Review of Kancha Ilaiah’s “Why I am not a Hindu”


By Ranbir Singh

Kancha Ilaiah is professor and head of the department of political science at Osmania University , Hyderabad . He is perhaps best known for writing Why I am not a Hindu in 2007. Anyone approaching this work with the prior knowledge of Bertrand Russell (Why I am not a Christian) and Ibn Warraq (Why I am not a Muslim) would certainly have their expectations dashed. In a truly appalling collection of half-truths, lack of methodical research and racial myths, Ilaiah’s book has the dubious distinction of making Hitler’s Mein Kampf look like a literary masterpiece in comparison. Ilaiah shares much else with Hitler, notably his obsession with race and inventing racial categories where they do not even exist. To say in his defence that Ilaiah is inspired by the oppression of Dalits in India would be equivalent to justifying National Socialism and the Third Reich on the basis that the Versailles Treaty was after all rather unfair to Germany .

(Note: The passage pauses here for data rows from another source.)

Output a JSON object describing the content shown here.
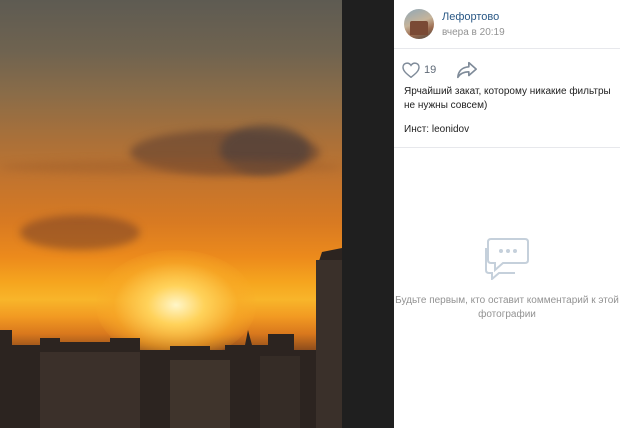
{
  "post": {
    "group_name": "Лефортово",
    "time": "вчера в 20:19",
    "likes": "19",
    "caption": "Ярчайший закат, которому никакие фильтры не нужны совсем)",
    "credit": "Инст: leonidov"
  },
  "comments": {
    "empty_text": "Будьте первым, кто оставит комментарий к этой фотографии"
  },
  "icons": {
    "like": "heart-icon",
    "share": "share-arrow-icon",
    "comments": "speech-bubble-icon"
  },
  "colors": {
    "link": "#2a5885",
    "muted": "#939393",
    "border": "#e7e8ec"
  }
}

In page after page this appalling writer spews venom against anything Hindu. If one needs to find a prime example of a dysfunctional illiterate elite who replaced white colonial masters in a Third World kleptocracy, Kancha Ilaiah would certainly be hard to beat. For him Hinduism is basically spiritual fascism. Yet Ilaiah is hardly averse in being ideologically associated with the “f” word himself. His attack on the “Baniya economy” bares unhealthy semblance to the Nazi obsession with Jewish banking houses such as Rothschild holding the German volk to ransom. In discussing Hindu deities Ilaiah echoes the music of Richard Wagner in his addiction to the idea of an Aryan race, even if it as the comic book strip bad guys in his rewriting of Indian history to fit into a racist mould. All Hindu gods have suppression of Dalits as their purpose. Brahma is a light-brown Aryan, Vishnu is blue because apparently this was the colour of the mixed race Kshatriyas, while Shiva is dark because he resembles a “tribal” in order to delude the indigenous pre-Aryan inhabitants of India . The Ramayana is some primeval race war in which the Aryans suppressed the Dravidian south. In a twist to classic anti-Semitic motifs Brahmins control all India ’s political parties, including the Communists. Replace “Brahmin” with “Jew” and Ilaiah could be rendering a speech written by Sir Oswald Mosley in the 1930s. Most incredibly, yet like so many of his remarks which lack any solid basis, cremation was a Brahminist plot to hide the mass genocide of India’s indigenous Shudras.

The contrast between Hinduism on the one hand and Christianity, Islam and Buddhism on the other is explained by the former having “an inborn spiritual fascist” character while the other three possess “basic character of spiritual democracy”. By this stage we should be alleviated of any doubts that Ilaiah has not rewritten world history in manner befitting Himmler’s SS research institute known as Das Ahnenerbe which traversed the corners of the earth to find the origins of the Aryan race. In the end the Nazi ‘scholars’ came back with recordings of Finnish folk music and plaster casts of Tibetan faces which serious academia even then laughed off.

In summary Why I am Not a Hindu is a wasted opportunity at dissecting the world’s oldest surviving culture. In a free society we should not take offence at our beliefs being criticised. That is the hallmark of a healthy vibrant democracy. Censorship and banning is the character of totalitarianism. Yet academic standards must not be allowed to drop in allowing hate ideologies to stifle the very liberal ideas which allow for democracy in the first place.